00:27Il faut dire que ce n'est pas le premier et probablement pas le dernier ultimatum de Donald Trump.
00:34Écoutez, ça on n'en sait rien, mais...
00:36Enfin les marchés en ont pris l'habitude.
00:38Voilà, le monsieur est versatile et donc on verra bien.
00:41Moi je pense que derrière la réaction du marché, il y a la prise en compte de la dimension économique,
00:48de la dimension de politique intérieure, des événements géopolitiques en cours,
00:54et on voit bien que dans les deux cas, il faut que ça se termine vite.
00:58Donc en fait, quand vous avez ce prisme-là, vous dites,
01:01le président Trump va prendre les mesures qui s'imposent pour que, voilà, on touche à la fin rapidement.
01:08L'ennui, c'est que mesures qui s'imposent, on vire non plus dans le politique intérieur,
01:14non plus dans l'économique, mais dans le politique international,
01:18et là, ça devient beaucoup plus compliqué.
01:21Quel positionnement des États-Unis sur la scène mondiale le président Trump veut ?
01:27Et là, on voit les oscillations.
01:29On peut dire qu'il y a une tentation un peu isolationniste,
01:33c'est ce qu'on avait vu avec les droits de douane par exemple,
01:36mais en fait, il y a de l'hésitation.
01:38On voit aussi que pour essayer de contrer la Chine,
01:41il y a cette volonté d'aller vers un accord.
01:44La façon dont le président Trump est revenu sur les droits de douane par rapport à la Chine le prouve.
01:51Et puis, il y a aussi quelque chose qui est embêtant,
01:54parce qu'il y a la tentation d'affirmer la domination mondiale des États-Unis.

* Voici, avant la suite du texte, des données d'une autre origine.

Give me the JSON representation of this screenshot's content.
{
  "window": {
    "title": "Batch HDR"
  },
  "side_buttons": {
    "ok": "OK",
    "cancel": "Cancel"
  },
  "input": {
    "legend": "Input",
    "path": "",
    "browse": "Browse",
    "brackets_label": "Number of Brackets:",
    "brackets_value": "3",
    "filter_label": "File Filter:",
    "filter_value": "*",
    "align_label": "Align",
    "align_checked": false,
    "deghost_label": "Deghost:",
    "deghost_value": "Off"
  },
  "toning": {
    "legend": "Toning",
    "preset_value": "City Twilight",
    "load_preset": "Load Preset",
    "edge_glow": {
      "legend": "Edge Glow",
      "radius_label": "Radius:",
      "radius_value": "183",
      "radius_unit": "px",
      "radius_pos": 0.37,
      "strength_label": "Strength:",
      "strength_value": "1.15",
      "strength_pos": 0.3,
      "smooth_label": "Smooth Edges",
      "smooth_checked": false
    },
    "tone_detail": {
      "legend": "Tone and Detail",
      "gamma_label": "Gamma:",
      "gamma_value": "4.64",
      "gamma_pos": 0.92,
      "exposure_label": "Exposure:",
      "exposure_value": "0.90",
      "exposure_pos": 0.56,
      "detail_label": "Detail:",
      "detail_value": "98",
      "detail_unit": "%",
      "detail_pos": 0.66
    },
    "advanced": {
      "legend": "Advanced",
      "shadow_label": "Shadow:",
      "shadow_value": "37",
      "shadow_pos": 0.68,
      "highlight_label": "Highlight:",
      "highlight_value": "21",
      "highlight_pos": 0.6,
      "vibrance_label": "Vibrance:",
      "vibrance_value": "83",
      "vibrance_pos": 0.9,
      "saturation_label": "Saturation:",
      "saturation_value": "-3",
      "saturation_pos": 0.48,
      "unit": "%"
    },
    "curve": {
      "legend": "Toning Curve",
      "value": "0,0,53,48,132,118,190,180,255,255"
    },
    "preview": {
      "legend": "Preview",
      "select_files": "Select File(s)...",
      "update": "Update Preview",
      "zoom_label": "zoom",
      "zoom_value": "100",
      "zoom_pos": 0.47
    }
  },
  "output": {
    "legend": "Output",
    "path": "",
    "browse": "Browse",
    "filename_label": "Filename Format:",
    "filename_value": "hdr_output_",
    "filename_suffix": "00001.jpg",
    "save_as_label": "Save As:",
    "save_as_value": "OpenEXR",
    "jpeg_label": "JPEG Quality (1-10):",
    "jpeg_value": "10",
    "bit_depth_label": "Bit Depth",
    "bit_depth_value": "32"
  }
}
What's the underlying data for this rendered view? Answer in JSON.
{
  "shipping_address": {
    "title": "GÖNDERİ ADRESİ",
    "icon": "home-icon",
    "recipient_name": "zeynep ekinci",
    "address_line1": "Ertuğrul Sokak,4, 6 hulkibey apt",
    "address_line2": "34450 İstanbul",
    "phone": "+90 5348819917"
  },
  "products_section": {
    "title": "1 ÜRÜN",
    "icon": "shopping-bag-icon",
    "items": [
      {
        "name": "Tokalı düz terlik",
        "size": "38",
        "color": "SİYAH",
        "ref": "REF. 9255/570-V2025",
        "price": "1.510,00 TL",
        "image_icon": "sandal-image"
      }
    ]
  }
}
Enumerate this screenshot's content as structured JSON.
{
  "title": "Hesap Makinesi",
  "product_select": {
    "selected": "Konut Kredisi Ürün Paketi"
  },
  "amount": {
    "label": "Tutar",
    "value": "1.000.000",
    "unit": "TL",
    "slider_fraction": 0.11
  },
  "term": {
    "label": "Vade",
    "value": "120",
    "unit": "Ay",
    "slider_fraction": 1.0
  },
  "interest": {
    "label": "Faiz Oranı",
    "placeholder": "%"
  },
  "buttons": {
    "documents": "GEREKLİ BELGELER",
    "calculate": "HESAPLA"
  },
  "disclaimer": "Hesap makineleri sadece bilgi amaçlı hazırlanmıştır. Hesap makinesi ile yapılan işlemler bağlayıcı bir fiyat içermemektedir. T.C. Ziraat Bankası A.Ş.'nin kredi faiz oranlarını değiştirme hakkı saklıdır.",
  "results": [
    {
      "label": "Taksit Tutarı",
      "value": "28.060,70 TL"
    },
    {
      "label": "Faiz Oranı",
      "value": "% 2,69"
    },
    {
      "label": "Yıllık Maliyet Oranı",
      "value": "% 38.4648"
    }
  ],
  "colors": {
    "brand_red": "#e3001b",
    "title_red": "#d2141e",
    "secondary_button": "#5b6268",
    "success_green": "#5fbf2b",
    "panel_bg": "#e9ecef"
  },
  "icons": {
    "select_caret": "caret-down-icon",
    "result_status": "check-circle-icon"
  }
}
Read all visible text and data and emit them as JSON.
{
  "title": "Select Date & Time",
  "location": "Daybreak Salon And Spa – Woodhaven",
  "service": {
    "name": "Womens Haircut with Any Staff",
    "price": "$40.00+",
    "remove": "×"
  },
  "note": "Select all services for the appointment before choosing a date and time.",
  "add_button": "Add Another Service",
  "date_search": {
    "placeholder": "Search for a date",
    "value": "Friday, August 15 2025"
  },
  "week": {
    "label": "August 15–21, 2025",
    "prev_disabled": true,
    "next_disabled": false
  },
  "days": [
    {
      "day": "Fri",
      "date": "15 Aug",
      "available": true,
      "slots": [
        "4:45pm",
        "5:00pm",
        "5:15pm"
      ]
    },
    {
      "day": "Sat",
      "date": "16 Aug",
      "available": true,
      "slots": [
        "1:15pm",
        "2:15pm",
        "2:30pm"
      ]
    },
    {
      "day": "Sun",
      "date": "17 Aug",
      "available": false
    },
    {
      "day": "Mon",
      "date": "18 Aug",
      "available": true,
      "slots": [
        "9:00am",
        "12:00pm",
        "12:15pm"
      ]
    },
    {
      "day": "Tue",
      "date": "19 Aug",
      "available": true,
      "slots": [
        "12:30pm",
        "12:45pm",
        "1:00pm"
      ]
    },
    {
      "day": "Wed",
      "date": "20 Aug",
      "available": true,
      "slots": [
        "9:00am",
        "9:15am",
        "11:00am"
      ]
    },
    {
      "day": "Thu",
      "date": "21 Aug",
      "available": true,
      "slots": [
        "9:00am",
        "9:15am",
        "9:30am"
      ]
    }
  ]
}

02:01Et dans ce cas-là, ne pas être capable d'assurer la liberté de circulation sur les mers, c'est
02:09embêtant.
02:10Et aujourd'hui, avec le détroit d'Ormuse bloqué, on ne va pas dire fermé, mais bloqué,
02:16eh bien, il y a un vrai problème.
02:17Et donc, le président Trump, en la matière, il ne sait pas tout à fait ce qu'il veut
02:21en termes de positionnement sur la scène internationale.
02:24Et donc, oui, il y a toujours des capacités à être surpris,
02:28parce que lorsqu'on se lance dans une opération comme cela,
02:31il faut avoir des objectifs clairs.
02:34Cette guerre de choix manquait un peu de ses objectifs clairs.
02:38Et on voit donc un président qui oscille un peu.
02:42Et ça, c'est quand même quelque chose qu'il faut prendre en compte.
02:46À noter que le sujet des droits de douane n'est pas refermé, loin de là,
02:49puisque jeudi dernier, Donald Trump a décidé d'imposer des droits de douane
02:53de 100% sur certaines importations de produits pharmaceutiques.
02:58Et puis, dans le même temps, vous avez également un projet de loi
03:00qui vise à imposer de nouvelles restrictions sur les exportations d'équipements
03:03de fabrication de puces électroniques vers la Chine,
03:06ce qui affecte notamment ce matin ASML,
03:08qui est de loin la plus forte baisse de l'Eurostox 50.
03:11Le titre perd plus de 4%.
03:13Et ça explique en grande partie pourquoi l'Eurostox 50 perd désormais 0,1%.
03:18Cette semaine, Hervé Gouletker, nous aurons des chiffres d'inflation aux États-Unis.
03:23Ça sera vendredi, avec notamment une inflation qui devrait repartir de l'avant,
03:27avec notamment des prix à la pompe.
03:29On l'a vu ces derniers jours, qui était au-delà des 4 dollars le galon.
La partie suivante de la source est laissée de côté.